Prior to the start of this final Iron Viz feeder I joked with a few colleagues my next viz would be able to text a picture of it to you. And about 48 hours prior to submitting my visualization – while my data was still aggregating – I decided I needed to figure out how to do this. My coding skills outside of R are very limited, but there are a number of cool packages available in R that would allow me to send a text message. Here is how I did it:

Twilio is a messaging tool. I can send or receive text or phone calls with the service. Through the service I can make an API call and send the text message. The httr package makes it easy to do. Below is the code I used to send the message:

httr::POST(

paste0('https://api.twilio.com/2010-04-01/Accounts/', 'XXXX', '/Messages.json'),

config=authenticate('XXXXX', 'XXXXX', "basic"),

body = list(

   Body='See which NFL games had the hottest ticket prices in week 2: https://public.tableau.com/profile/stanke#!/vizhome/Whohasthehottestticketsrightnow/HottestNFLTicket',

   From="6122550403",

   Method="GET",

   To=paste0("+1", stringr::str_extract(as.character(isolate(input$phone_number)), "[[:digit:]]+")),

   MediaUrl = "https://XXXXXX.com/dashboard.png",

   encode = 'json'

)

Here I am sending my API a authenticated message in json format. I’m specifying the to number, from number, the text message and image URL. Everything is hard-coded with the exception of the input number – which I’ll talk about in a minute.

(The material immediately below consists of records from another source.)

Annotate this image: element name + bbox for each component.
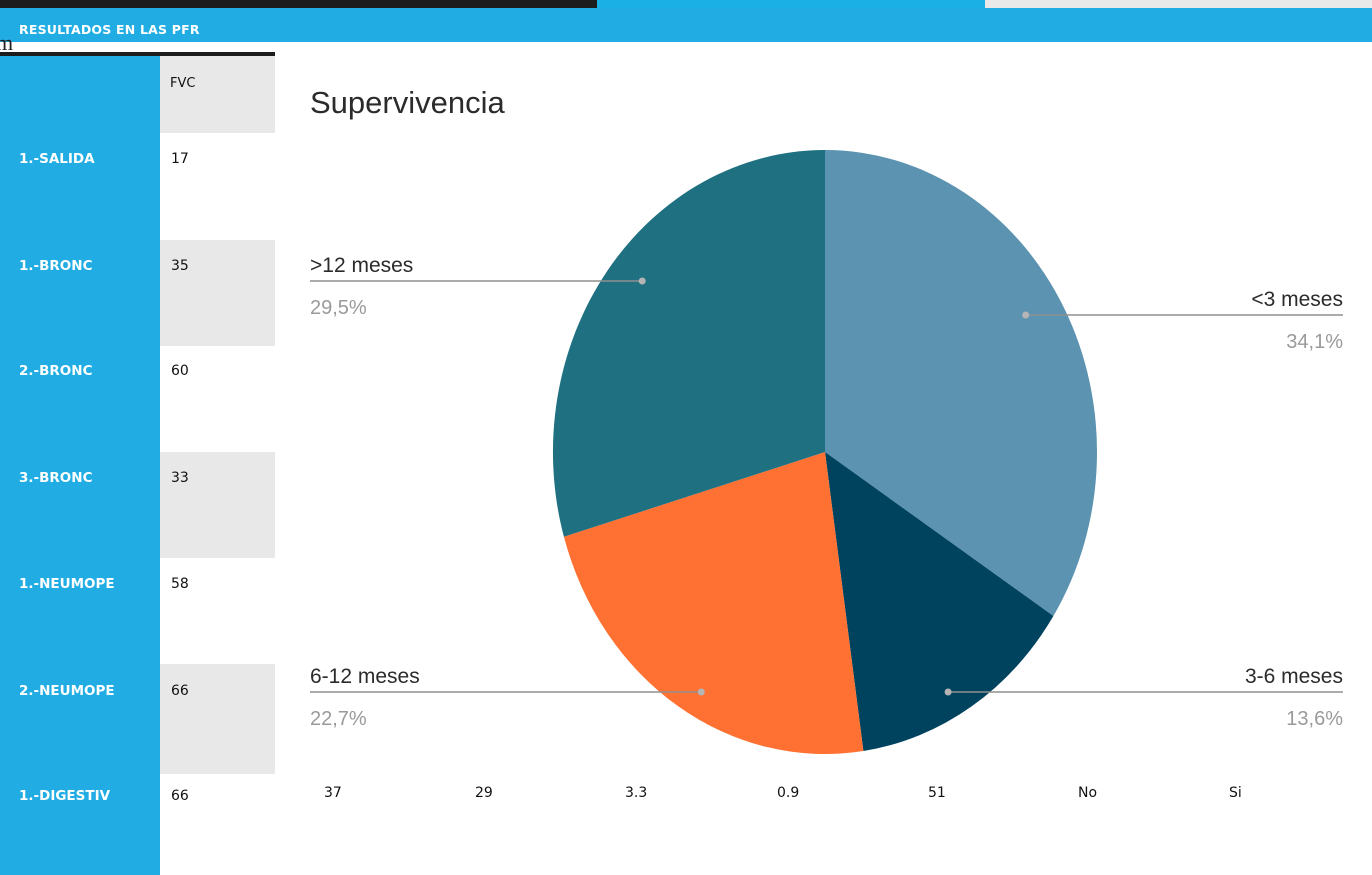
slice-percent-6-12: 22,7% bbox=[310, 708, 367, 730]
leader-dot-3-6 bbox=[944, 688, 952, 696]
row-label: 1.-NEUMOPE bbox=[19, 576, 115, 592]
fvc-value: 66 bbox=[171, 683, 189, 699]
leader-dot-6-12 bbox=[697, 688, 705, 696]
bottom-row-value: 29 bbox=[475, 785, 493, 801]
top-strip-accent bbox=[597, 0, 985, 8]
fvc-value: 33 bbox=[171, 470, 189, 486]
top-strip bbox=[0, 0, 1372, 8]
pie-slice-6-12 bbox=[563, 452, 864, 755]
fvc-value: 66 bbox=[171, 788, 189, 804]
row-label: 1.-DIGESTIV bbox=[19, 788, 111, 804]
section-title: RESULTADOS EN LAS PFR bbox=[19, 22, 200, 37]
bottom-row-value: No bbox=[1078, 785, 1098, 801]
slice-label-gt12: >12 meses bbox=[310, 254, 413, 277]
slice-percent-lt3: 34,1% bbox=[1286, 331, 1343, 353]
bottom-row-value: 37 bbox=[324, 785, 342, 801]
pie-slice-gt12 bbox=[552, 150, 825, 537]
pie-slice-3-6 bbox=[825, 452, 1054, 751]
header-band bbox=[0, 8, 1372, 42]
leader-dot-gt12 bbox=[638, 277, 646, 285]
fvc-cell-bg bbox=[160, 56, 275, 133]
row-label: 2.-NEUMOPE bbox=[19, 683, 115, 699]
bottom-row-value: 51 bbox=[928, 785, 946, 801]
fvc-value: 58 bbox=[171, 576, 189, 592]
slice-label-6-12: 6-12 meses bbox=[310, 665, 420, 688]
row-label: 1.-SALIDA bbox=[19, 151, 95, 167]
row-label-column bbox=[0, 56, 160, 875]
row-label: 2.-BRONC bbox=[19, 363, 93, 379]
pie-labels: <3 meses 34,1% 3-6 meses 13,6% 6-12 meses 22,… bbox=[310, 254, 1343, 730]
bottom-row-value: 3.3 bbox=[625, 785, 648, 801]
fvc-value: 17 bbox=[171, 151, 189, 167]
row-label: 3.-BRONC bbox=[19, 470, 93, 486]
fvc-value: 35 bbox=[171, 258, 189, 274]
row-label: 1.-BRONC bbox=[19, 258, 93, 274]
section-title-underline bbox=[0, 52, 275, 56]
pie-chart: Supervivencia <3 meses 34,1% 3-6 meses 13,6… bbox=[275, 42, 1372, 777]
fvc-value: 60 bbox=[171, 363, 189, 379]
fvc-cell-bg bbox=[160, 664, 275, 774]
slice-percent-gt12: 29,5% bbox=[310, 297, 367, 319]
pie-slice-lt3 bbox=[825, 150, 1098, 616]
leader-dot-lt3 bbox=[1022, 311, 1030, 319]
slice-label-lt3: <3 meses bbox=[1251, 288, 1343, 311]
slice-label-3-6: 3-6 meses bbox=[1245, 665, 1343, 688]
slice-percent-3-6: 13,6% bbox=[1286, 708, 1343, 730]
fvc-cell-bg bbox=[160, 240, 275, 346]
chart-title: Supervivencia bbox=[310, 85, 505, 120]
background-text-fragment: m bbox=[0, 30, 14, 55]
fvc-column-header: FVC bbox=[170, 76, 196, 91]
fvc-cell-bg bbox=[160, 452, 275, 558]
bottom-row-value: 0.9 bbox=[777, 785, 800, 801]
top-strip-grey bbox=[985, 0, 1372, 8]
pie-slices bbox=[552, 150, 1098, 755]
bottom-row-value: Si bbox=[1229, 785, 1242, 801]
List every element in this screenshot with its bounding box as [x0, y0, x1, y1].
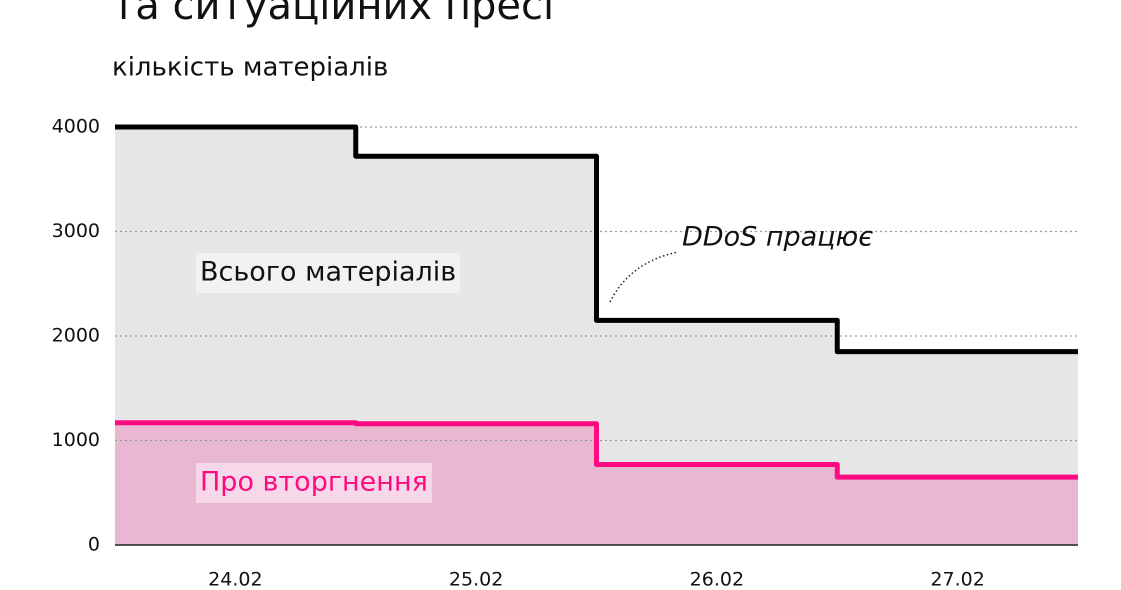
annotation: DDoS працює [682, 222, 873, 253]
y-tick-label: 4000 [52, 116, 100, 138]
label-background [196, 463, 432, 503]
y-tick-label: 1000 [52, 429, 100, 451]
x-tick-label: 24.02 [208, 569, 262, 590]
y-axis-label: кількість матеріалів [112, 53, 388, 83]
area [115, 422, 1078, 545]
x-tick-label: 27.02 [930, 569, 984, 590]
series-label: Про вторгнення [200, 467, 428, 498]
y-tick-label: 0 [88, 534, 100, 556]
y-tick-label: 3000 [52, 220, 100, 242]
step-line [115, 420, 1078, 480]
chart-title: та ситуаційних пресі [112, 0, 554, 29]
x-tick-label: 25.02 [449, 569, 503, 590]
x-tick-label: 26.02 [690, 569, 744, 590]
annotation-leader [609, 251, 679, 303]
series-label: Всього матеріалів [200, 257, 456, 288]
step-line [115, 124, 1078, 355]
label-background [196, 253, 461, 293]
y-tick-label: 2000 [52, 325, 100, 347]
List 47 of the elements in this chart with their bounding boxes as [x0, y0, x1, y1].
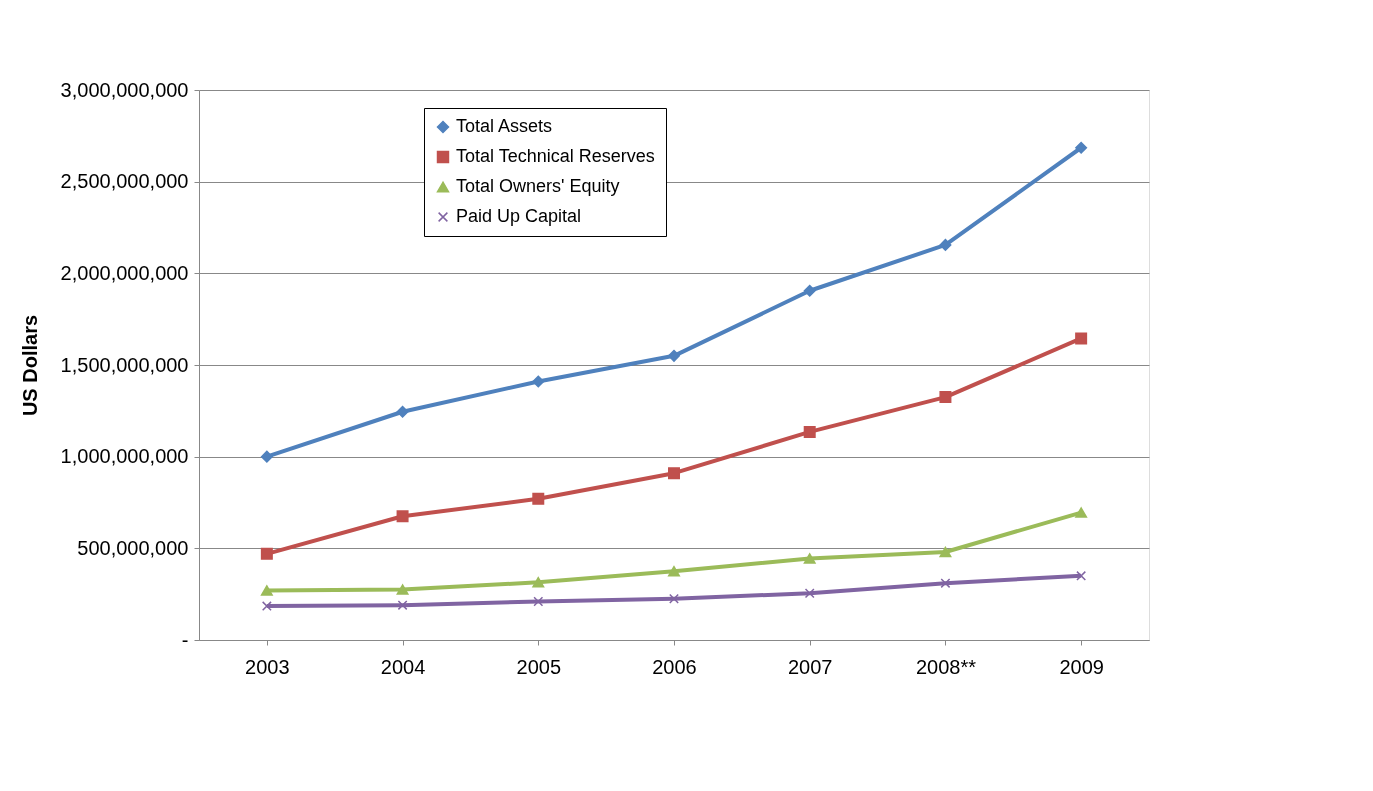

But first the image send from the MMS text. To do this I used the webshot package in R. This package requires phatom.js, ImageMagick, and GraphicsMagick. Once those were installed onto my EC2 instance I could just run the code below and it would grab an image of any website – Including the published tableau dashboard.

webshot::webshot(

"https://public.tableau.com/profile/stanke#!/vizhome/Whohasthehottestticketsrightnow/Print",

"dashboard.png",

selector = ".tableau-viz",

delay = 8,

vwidth = '800') %>%

webshot::resize('300%') %>%

webshot::shrink()

Then I just place this onto a webserver using the put_object function from the aws.s3 function:

aws.s3::put_object('dashboard.png')

The code you see above is essential for sending the text. But I still need a user interface to go with the code. I relied on Shiny, which is a web application framework for R. I created an open text box and a submit button which then triggered the code you see above. I wanted an alert to pop-up saying the message was sent, but I didn’t have time since this was less than 6 hours before the deadline for the visualization to be submitted and I still didn’t even know what my visualization was going to look like.

I thought the functionality turned out all right considering I was still learning how to program it just hours before the due date. I just added a bunch of text clarifying how the text worked to the user. It’s overkill and takes away from the experience a bit, but it’s still pretty cool that it works.